Although cell phones have microphones and are “more easily hackable,” people are fine with carrying cell phones around all day, whereas people tend to be suspicious of a smart speaker in their home. Pearl said that transparency was an important component of making people more comfortable with speaking to machines.

“Part of it is perception, but perception is more important than reality,” Pearl said. “So it’s important to us to make sure that we address that and don’t try to dismiss it, but really listen to what people are concerned about.”

At a separate panel, Clinc CEO Jason Mars said that developers are currently working on making the interaction between human and machine more conversational. Mars described how technology is working towards taking very little information from a statement — for example, “Hey man, I remember I was in California last year, and I dropped a bunch of cash on groceries. Could you just sum that up real quick and give it to me?” — and producing helpful, tangible results for the user.

“There’s a lot of salient bits of information in that messy utterance,” Mars said. “And our system would be able to extract all of the bits of information relevant to answer your question cleanly and crisply.

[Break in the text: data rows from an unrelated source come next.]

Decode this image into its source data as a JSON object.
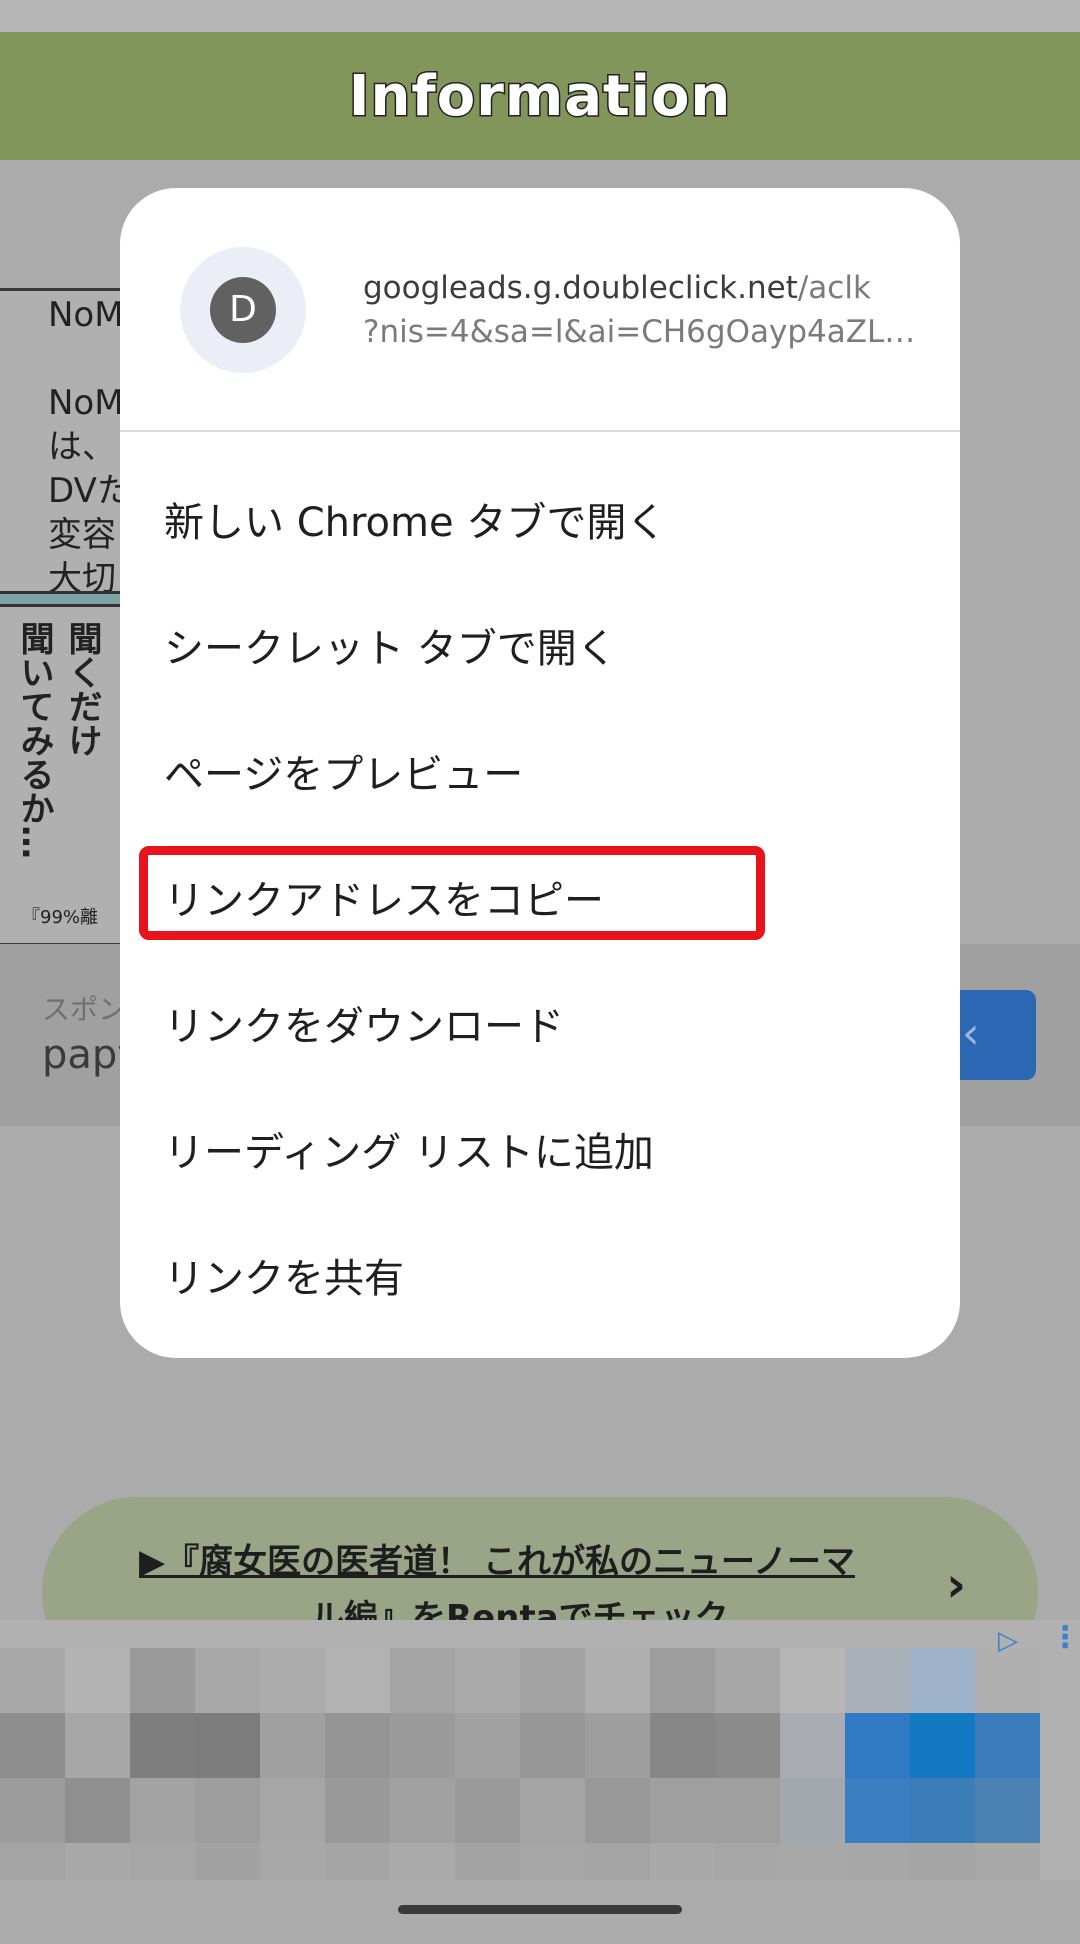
{
  "header": {
    "title": "Information"
  },
  "background_comic": {
    "text_lines": [
      "NoM",
      "",
      "NoM",
      "は、",
      "DVた",
      "変容",
      "大切"
    ],
    "vertical_text": [
      "聞くだけ",
      "聞いてみるか…"
    ],
    "caption": "『99%離"
  },
  "ad_banner": {
    "sponsor_label": "スポン",
    "brand": "papy"
  },
  "context_menu": {
    "url_host": "googleads.g.doubleclick.net",
    "url_path": "/aclk",
    "url_query": "?nis=4&sa=l&ai=CH6gOayp4aZLkl_...",
    "favicon_letter": "D",
    "items": [
      {
        "label": "新しい Chrome タブで開く"
      },
      {
        "label": "シークレット タブで開く"
      },
      {
        "label": "ページをプレビュー"
      },
      {
        "label": "リンクアドレスをコピー",
        "highlighted": true
      },
      {
        "label": "リンクをダウンロード"
      },
      {
        "label": "リーディング リストに追加"
      },
      {
        "label": "リンクを共有"
      }
    ]
  },
  "promo_link": {
    "line1": "▶『腐女医の医者道！ これが私のニューノーマ",
    "line2": "ル編』をRentaでチェック"
  },
  "colors": {
    "header_bg": "#82965b",
    "highlight_border": "#e8141c",
    "dim_overlay": "#ababab",
    "ad_button": "#2c67b4"
  }
}
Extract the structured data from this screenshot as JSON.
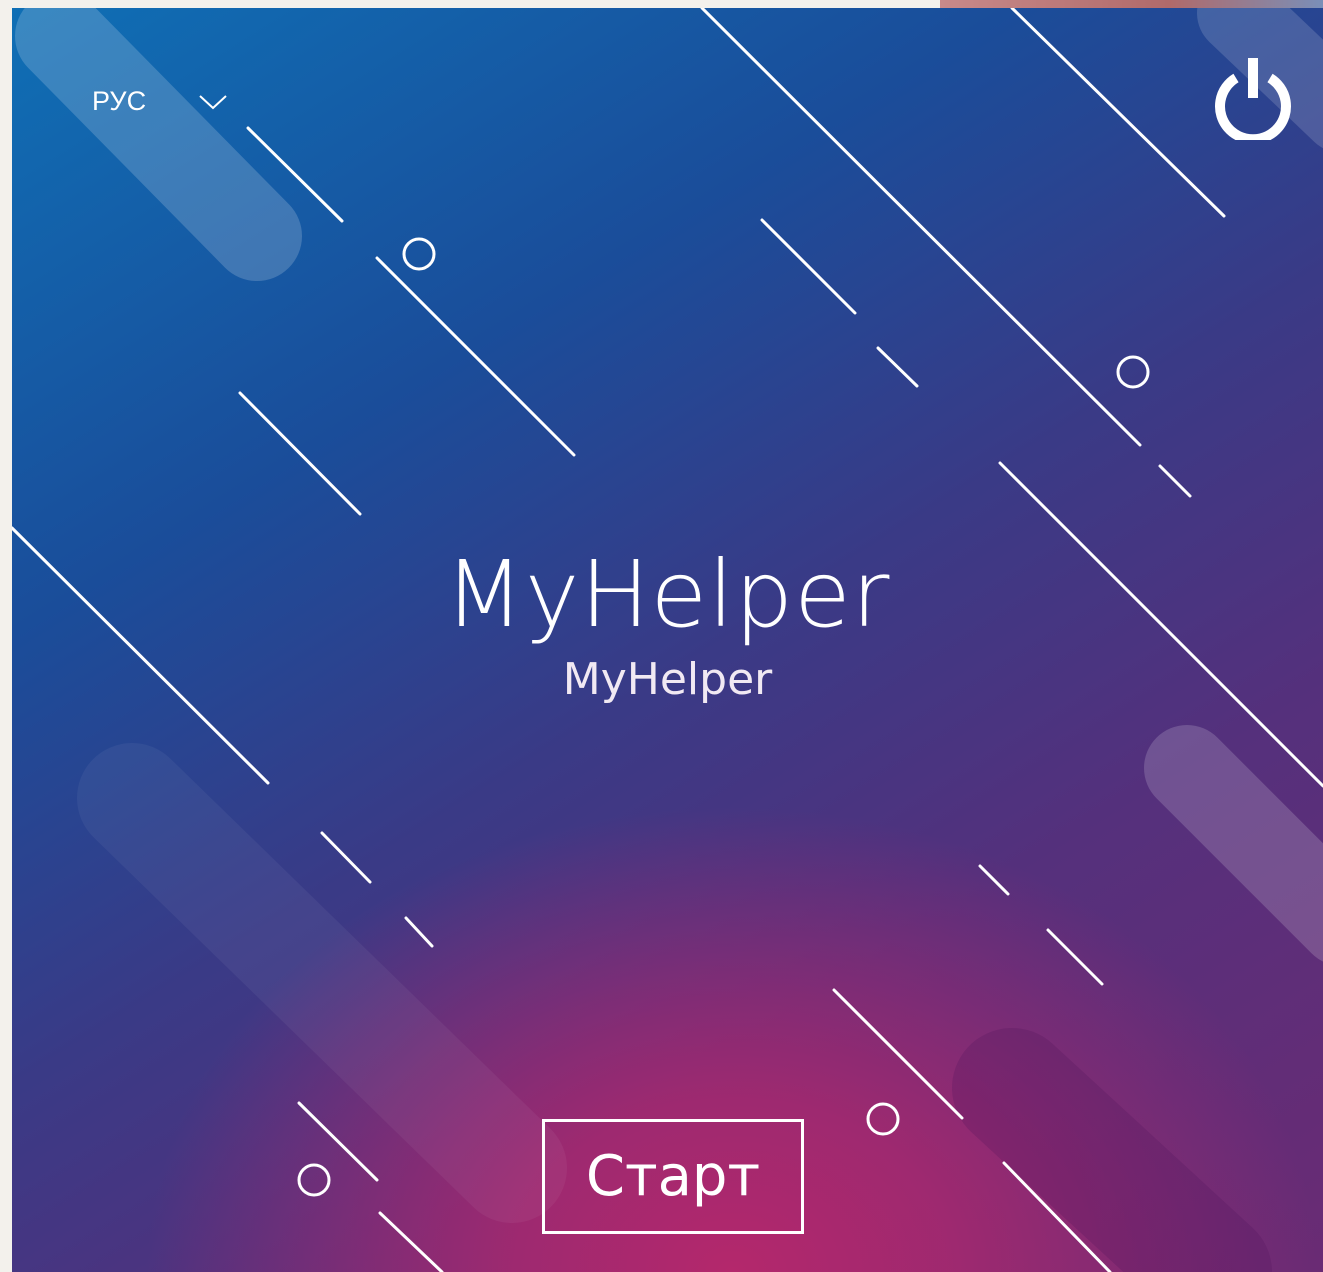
{
  "language": {
    "selected": "РУС"
  },
  "title": "MyHelper",
  "subtitle": "MyHelper",
  "start_button": {
    "label": "Старт"
  },
  "icons": {
    "language_dropdown": "chevron-down-icon",
    "power": "power-icon"
  },
  "colors": {
    "gradient_top_left": "#0f6fb5",
    "gradient_middle": "#3a3a86",
    "gradient_bottom": "#b4286c",
    "foreground": "#ffffff"
  }
}
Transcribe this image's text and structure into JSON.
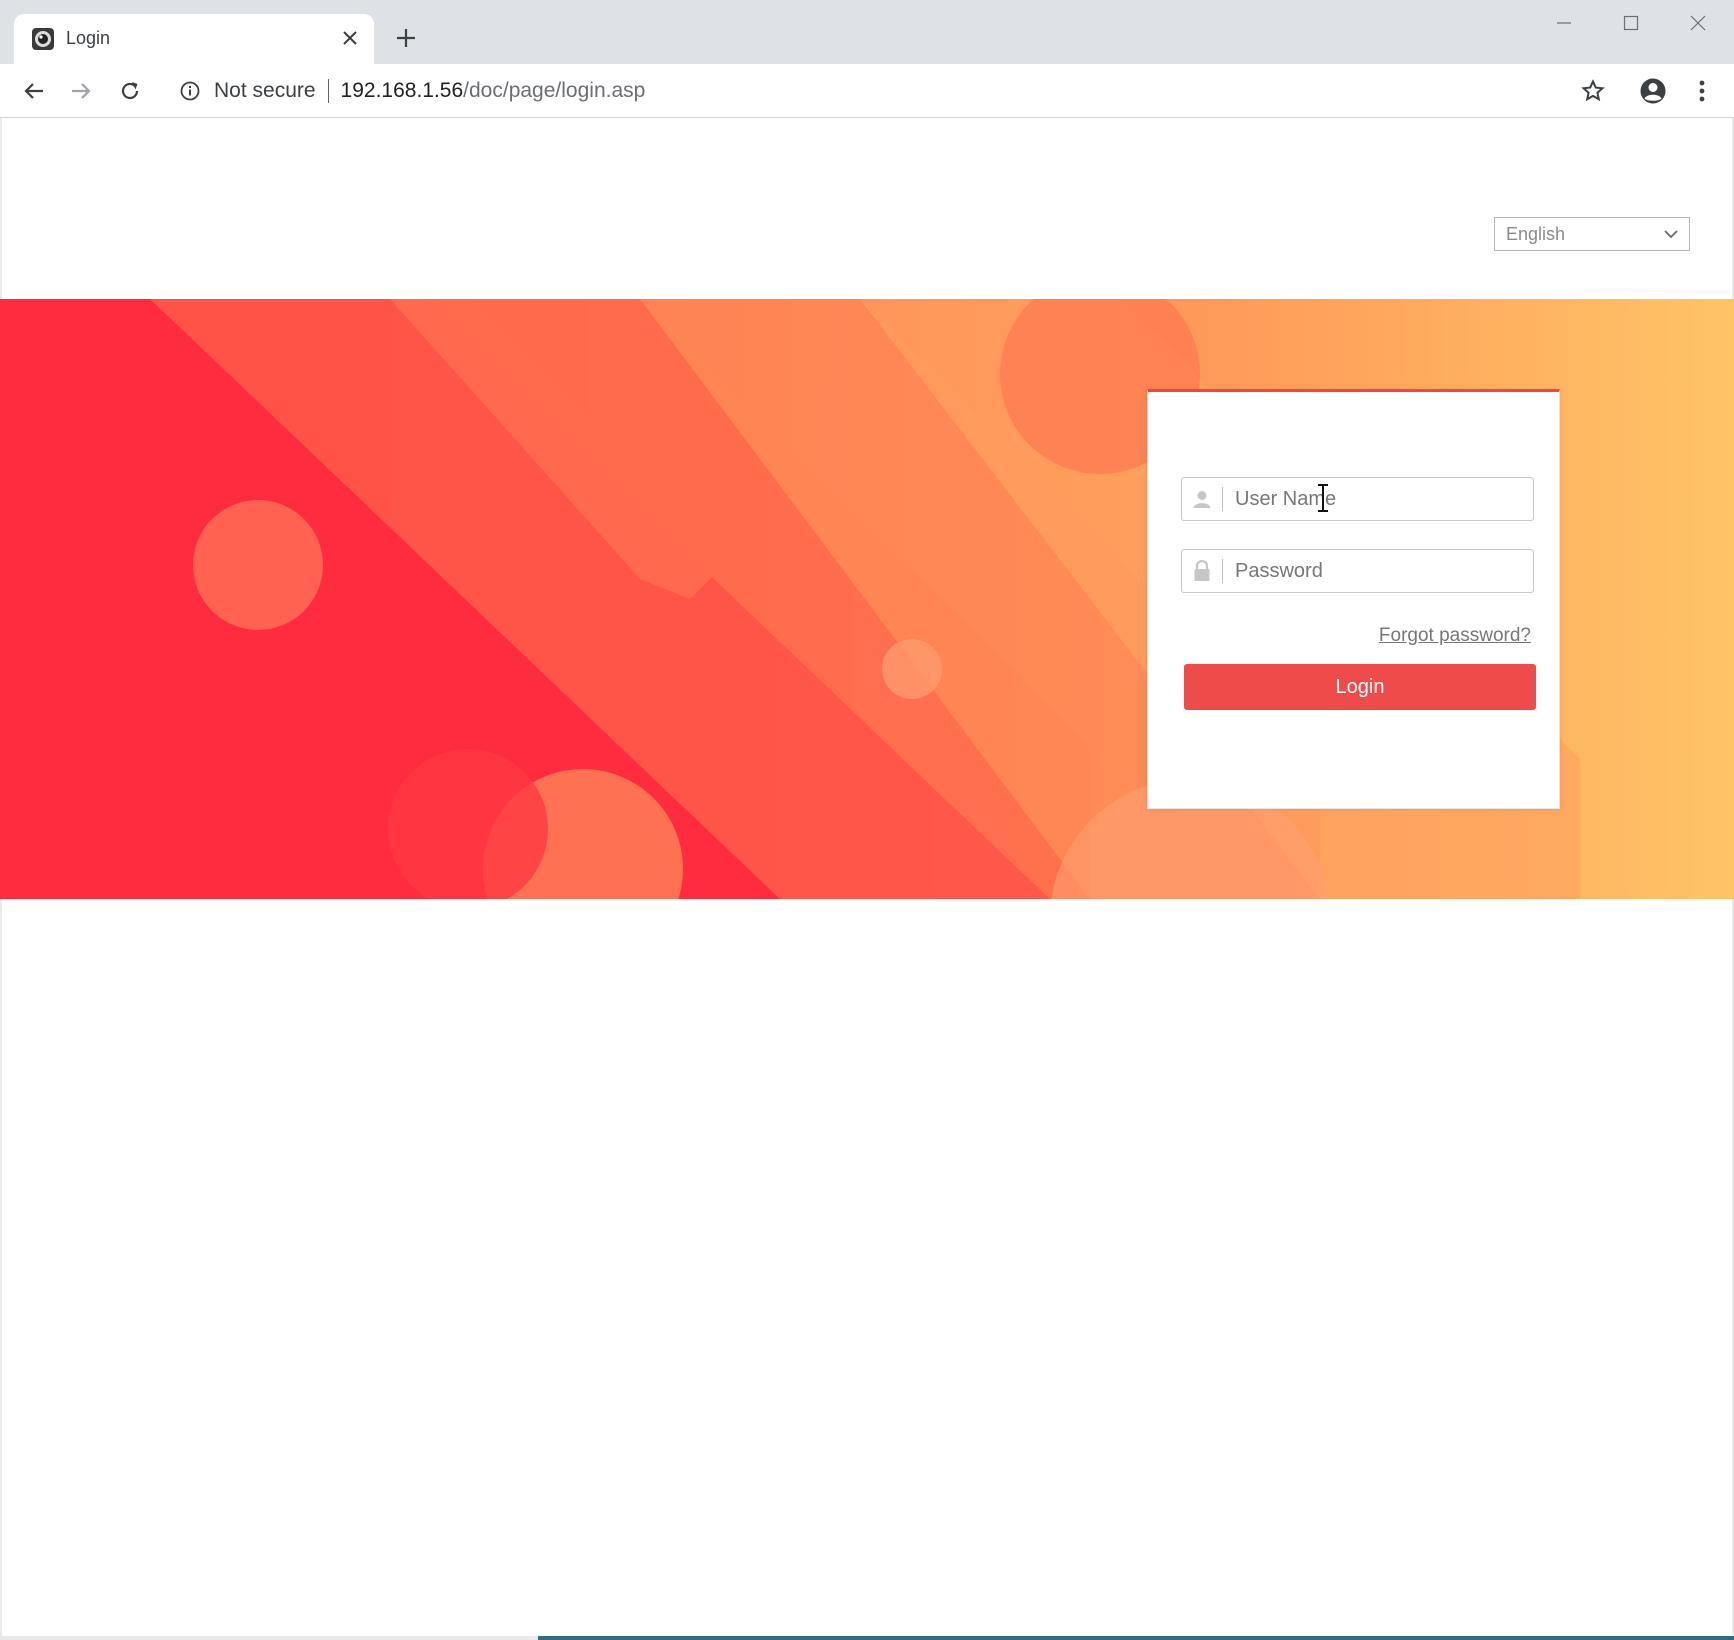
{
  "browser": {
    "tab": {
      "title": "Login",
      "favicon": "camera-lens-icon"
    },
    "omnibox": {
      "security_label": "Not secure",
      "url_host": "192.168.1.56",
      "url_path": "/doc/page/login.asp"
    },
    "icons": {
      "back": "arrow-left-icon",
      "forward": "arrow-right-icon",
      "reload": "reload-icon",
      "info": "info-icon",
      "star": "star-icon",
      "profile": "account-icon",
      "menu": "kebab-menu-icon",
      "new_tab": "plus-icon",
      "close_tab": "close-icon"
    }
  },
  "page": {
    "language_select": {
      "selected": "English"
    },
    "login": {
      "username_placeholder": "User Name",
      "password_placeholder": "Password",
      "forgot_password": "Forgot password?",
      "login_button": "Login"
    }
  },
  "colors": {
    "accent": "#f04b4b",
    "banner_red": "#ff2b3f",
    "banner_orange": "#ff8c55",
    "banner_yellow": "#ffc466"
  }
}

It’s divine design from scratch.”

Alex Smola, director of machine learning at Amazon, said he believed that voice technology is moving towards being an enhancement for processes that are currently in use, such as driving with voice commands or an app that tells you out loud whether your garage door is closed.

Smola also discussed the importance of keeping entire systems “debuggable” to avoid harmful biases that might appear as a result of large data collection, while Mars stressed the importance of constantly reevaluating reasons for using that data.

“Voice and conversational experiences (are) a means to an end, and not an end in and of itself,” Mars said. “The overarching thing about technology is we want to reduce complexity in our lives and improve our quality of life. That’s it.”